Even Formula 1 has its heretic — Colin Chapman at Lotus, whose mantra was “simplify, then add lightness.” Rivals thought his cars were flimsy toys. He kept winning championships and reinvented what a racing car even was.
Now put McCullum in that company, because that’s exactly where he belongs. Bazball is Fosbury turning his back to the bar. It’s Cruyff losing the final and winning the argument. It’s Curry taking a “bad” shot until it became the only shot in town.

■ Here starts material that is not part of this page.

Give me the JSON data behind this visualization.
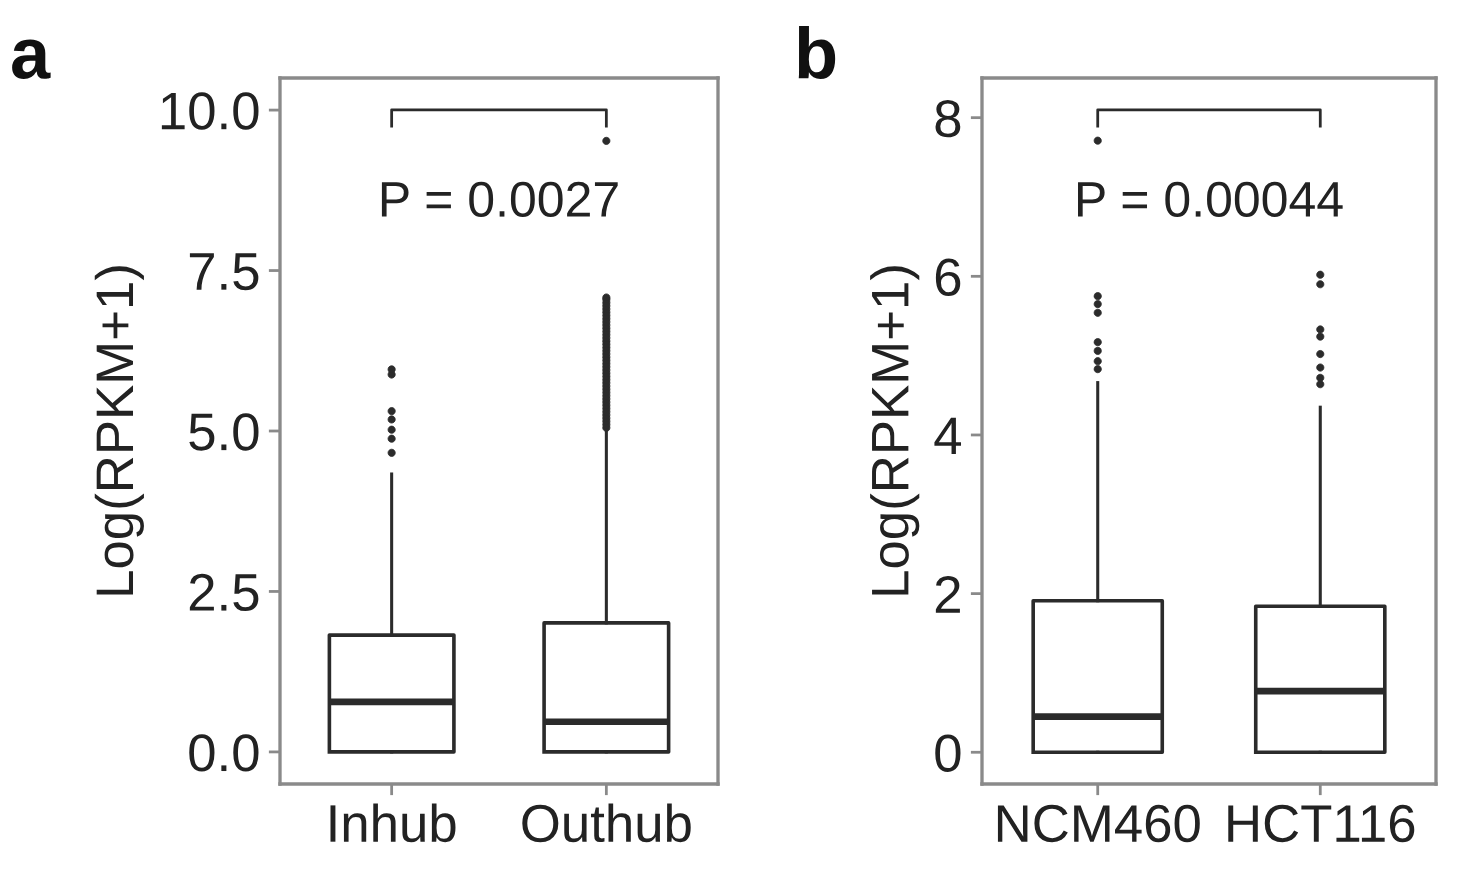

And will the critics cry? Of course they will. Critics always cry. Every time someone goes against the grain, there’s a queue waiting to say “I told you so” the moment a plan wobbles. But let me call out the part that genuinely deserves calling out — what McCullum did for individuals like Joe Root and Harry Brook was phenomenal. He freed Root to play the cricket of his life, and he handed Brook a licence to be fearless from the very first ball. That’s not luck. That’s a leader who understood men, not just methods.
And that’s the real McCullum, isn’t it? The same character he showed as a player — walk your own path, back your instinct, stick to what you believe is right for you and your team, and let the scoreboard chatter follow. He didn’t blink under the odds. He doubled down.
Here’s the bit that so often gets missed: at least England had a plan. A team plan. A culture. A shared belief. No other side in world cricket attempted the unthinkable — they watched from the sidelines, took the safe route, and quietly hoped it wouldn’t work. It all depends on how you look at it. Perspective is everything. And through that lens, you see exactly what Brendon stood for.
The best part of the whole story? The ECB bought the idea. They didn’t flinch, didn’t water it down, didn’t reach for the panic button at the first bad week. England stuck their neck out and committed. These were no longer the timid Poms of yesteryear, playing not to lose. This was something new. Something bold.
Something refreshing.
Say what you want about the results. Cricket is richer for Bazball. And the game owes Brendon McCullum a quiet thank you — for reminding us all that Test cricket, at its best, should make your heart race.